The Sun has gone into Cameron overdrive, barely stopping short of suggesting that WebCameron’s cock is bigger than Brown’s and Clegg’s put together, and offering a kind of non-stop tabloid blowjob to the Photoshopped Tory leader.
The rise of Clegg has also sent shivers down the spine at News International, so a full-scale assault was subsequently launched on the Lib Dems.
Unlike the US, where Fox News is basically a propaganda arm for the lunatic US right wing, the UK broadcast media is bound by strict rules of impartiality. Bad news for Murdoch Junior, who wants to extend Sky into a kind of Death Star of the media.
But this election campaign has brought the first whispers that Sky’s news coverage has not appeared to be quite as straight down the line as it should.
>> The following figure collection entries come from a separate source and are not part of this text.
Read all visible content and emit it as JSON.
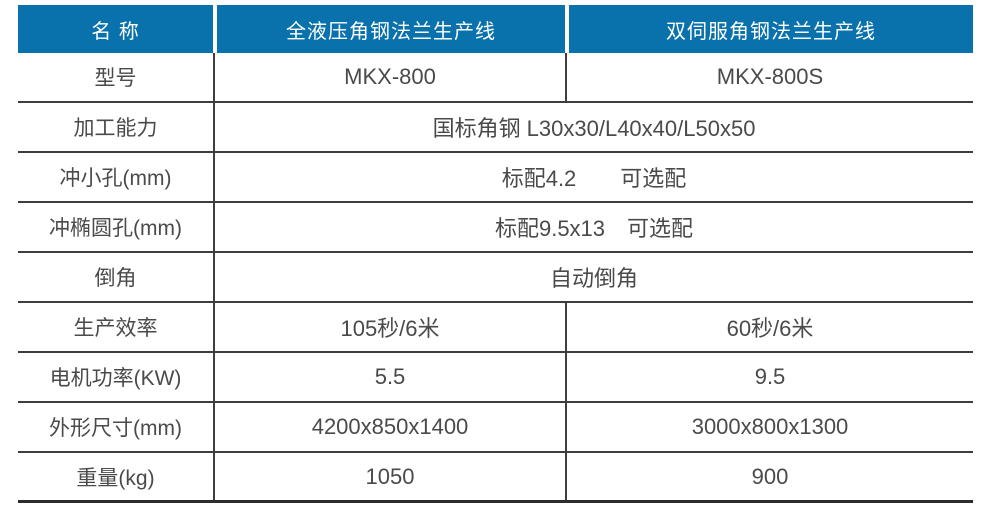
{
  "colors": {
    "header_bg": "#0971ab",
    "line": "#3d3d3d",
    "line_heavy": "#2c2c2c",
    "text": "#4a4a4a",
    "header_text": "#ffffff"
  },
  "table": {
    "header": [
      "名 称",
      "全液压角钢法兰生产线",
      "双伺服角钢法兰生产线"
    ],
    "rows": [
      {
        "label": "型号",
        "col1": "MKX-800",
        "col2": "MKX-800S"
      },
      {
        "label": "加工能力",
        "span": "国标角钢 L30x30/L40x40/L50x50"
      },
      {
        "label": "冲小孔(mm)",
        "span": "标配4.2　　可选配"
      },
      {
        "label": "冲椭圆孔(mm)",
        "span": "标配9.5x13　可选配"
      },
      {
        "label": "倒角",
        "span": "自动倒角"
      },
      {
        "label": "生产效率",
        "col1": "105秒/6米",
        "col2": "60秒/6米"
      },
      {
        "label": "电机功率(KW)",
        "col1": "5.5",
        "col2": "9.5"
      },
      {
        "label": "外形尺寸(mm)",
        "col1": "4200x850x1400",
        "col2": "3000x800x1300"
      },
      {
        "label": "重量(kg)",
        "col1": "1050",
        "col2": "900"
      }
    ]
  }
}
And David Cameron has appeared to suggest that broadcasting regulations may need an overhaul. What can it all mean?
People have told me that Murdoch Senior is actually fairly left-of-centre, as far as his personal politics are concerned. What’s more he’s fairly friendly with Brown, and hit it off big style with Tony.
But Murdoch doesn’t let politics get in the way of business, and having been persuaded by son James to back Cameron, has had to throw the combined News International weight behind Cameron and the Tories.
What will happen? For the first time since 1992 I have no idea, as far as the election goes. As for the press, it’s been fascinating to see the Sun frantically attempting to shore up its man, knowing that its reputation is at stake. Indeed, the FT suggests that the Sun’s backing for Cameron has had the opposite effect.
A defeat for Cameron may mean that the rise of multimedia and the web has neutered the power of the papers in this regard, and with it the power of print media barons.
A win could open up a new front in partisan media, via Sky News and the humbling of the BBC, because Murdoch’s help won’t come without strings. Then, maybe, it won’t be the Sun wot wins it in the future, but the Sky.